Sexual Vocalization and Arousal
Moaning during sex is both common and functional. Research on sexual vocalization found that both the frequency and intensity of vocal sounds during intercourse were significantly and positively associated with sexual arousal. People who vocalized more were more aroused, not performing arousal.
Interestingly, the same study found no direct link between sexual vocalization and partner satisfaction, partner attractiveness, or orgasm occurrence. So moaning during sex doesn’t guarantee a better experience for your partner or signal that you’re climaxing. It does, however, appear to serve a communicative role. Researchers suggested that vocalization may function as a way to boost a partner’s confidence and increase perceived sexual attractiveness in the moment. It’s a natural feedback signal, not a health risk.

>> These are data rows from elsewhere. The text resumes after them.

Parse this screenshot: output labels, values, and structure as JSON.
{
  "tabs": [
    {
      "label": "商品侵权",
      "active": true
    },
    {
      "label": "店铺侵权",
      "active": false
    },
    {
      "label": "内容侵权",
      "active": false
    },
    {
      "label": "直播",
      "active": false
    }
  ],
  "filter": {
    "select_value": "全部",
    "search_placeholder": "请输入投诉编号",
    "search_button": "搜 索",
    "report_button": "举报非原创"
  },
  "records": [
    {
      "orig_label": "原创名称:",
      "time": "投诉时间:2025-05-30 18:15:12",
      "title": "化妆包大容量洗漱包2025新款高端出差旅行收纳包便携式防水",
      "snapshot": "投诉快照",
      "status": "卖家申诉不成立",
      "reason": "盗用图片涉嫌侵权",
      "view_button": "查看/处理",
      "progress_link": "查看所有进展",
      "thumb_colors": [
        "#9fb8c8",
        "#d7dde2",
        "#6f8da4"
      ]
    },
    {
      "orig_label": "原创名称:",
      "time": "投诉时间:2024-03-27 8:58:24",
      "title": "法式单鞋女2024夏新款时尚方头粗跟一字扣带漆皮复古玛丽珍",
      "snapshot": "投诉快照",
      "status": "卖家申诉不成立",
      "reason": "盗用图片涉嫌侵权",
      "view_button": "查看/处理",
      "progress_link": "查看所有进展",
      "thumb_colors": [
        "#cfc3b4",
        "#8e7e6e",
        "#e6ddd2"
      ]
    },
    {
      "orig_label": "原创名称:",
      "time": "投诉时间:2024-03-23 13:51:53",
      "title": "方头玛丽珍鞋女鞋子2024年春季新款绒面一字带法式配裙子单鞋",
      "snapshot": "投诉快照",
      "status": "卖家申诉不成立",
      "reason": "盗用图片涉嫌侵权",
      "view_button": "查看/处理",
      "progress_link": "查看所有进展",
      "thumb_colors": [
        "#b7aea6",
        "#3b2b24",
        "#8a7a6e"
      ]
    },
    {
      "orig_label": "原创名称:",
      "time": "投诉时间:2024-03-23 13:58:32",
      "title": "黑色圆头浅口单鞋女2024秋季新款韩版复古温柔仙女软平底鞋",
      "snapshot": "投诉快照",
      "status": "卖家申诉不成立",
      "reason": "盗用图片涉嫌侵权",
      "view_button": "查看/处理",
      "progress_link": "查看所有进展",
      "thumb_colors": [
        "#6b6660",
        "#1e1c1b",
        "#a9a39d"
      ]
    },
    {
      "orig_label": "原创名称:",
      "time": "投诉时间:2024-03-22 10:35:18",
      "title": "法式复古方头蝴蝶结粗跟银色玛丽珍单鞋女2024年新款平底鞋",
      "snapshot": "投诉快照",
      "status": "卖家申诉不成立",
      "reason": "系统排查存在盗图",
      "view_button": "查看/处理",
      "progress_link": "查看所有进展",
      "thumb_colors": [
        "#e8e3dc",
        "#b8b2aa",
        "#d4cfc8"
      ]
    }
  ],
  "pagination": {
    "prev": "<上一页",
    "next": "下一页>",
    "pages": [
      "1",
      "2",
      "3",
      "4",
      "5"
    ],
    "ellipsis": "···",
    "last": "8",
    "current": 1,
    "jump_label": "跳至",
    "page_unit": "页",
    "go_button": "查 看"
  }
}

When Moaning Could Strain Your Voice
The one context where habitual moaning could cause a minor problem is vocal cord health. When you vocalize, bands of tissue called vocal folds come together and vibrate. The louder and more forcefully they vibrate, the more impact they absorb. For most people, occasional moaning or grunting causes no issue at all. But people who strain their voice regularly (think professional singers, coaches, or anyone producing loud, forceful sounds for extended periods) can develop persistent swelling in the vocal folds. Over time, that swelling can harden into nodules, which are essentially calluses on the vocal cords.
Nodules aren’t dangerous and don’t become cancerous. They do, however, make your voice sound lower and rougher and can make normal speaking feel effortful. This is only a concern if moaning or grunting is extremely loud, frequent, and sustained over long periods. Everyday moaning during pain, exercise, or sex doesn’t come close to the threshold that causes vocal fold problems.
Moaning in Your Sleep
If a partner has told you that you moan in your sleep, you may have a condition called catathrenia. It’s a sleep-disordered breathing pattern where a person takes a deep breath, holds it briefly, then slowly exhales with a groaning or moaning sound lasting anywhere from 2 to 49 seconds. The sound is monotone and can have a morose or even sexual quality, which often causes embarrassment.
Catathrenia occurs predominantly during REM sleep and has been identified in people aged 4 to 65 with no significant difference between men and women. A systematic review of 191 patients found no evidence that catathrenia is associated with significant risk of physical harm or long-term health problems. Oxygen levels remain normal during episodes, and there’s no respiratory distress. However, about a third of people with catathrenia in one study also had mild obstructive sleep apnea, so a sleep study can be useful to rule out other conditions. The biggest impact of catathrenia tends to be social: disturbed bed partners and subjective feelings of unrefreshing sleep or fatigue.
Because its pattern on a sleep study closely resembles central sleep apnea, catathrenia can be misdiagnosed unless audio and video recordings are carefully reviewed by trained technicians. If you’ve been told you groan during sleep and you wake up feeling unrested, a polysomnogram with audio recording is the most reliable way to get a clear answer.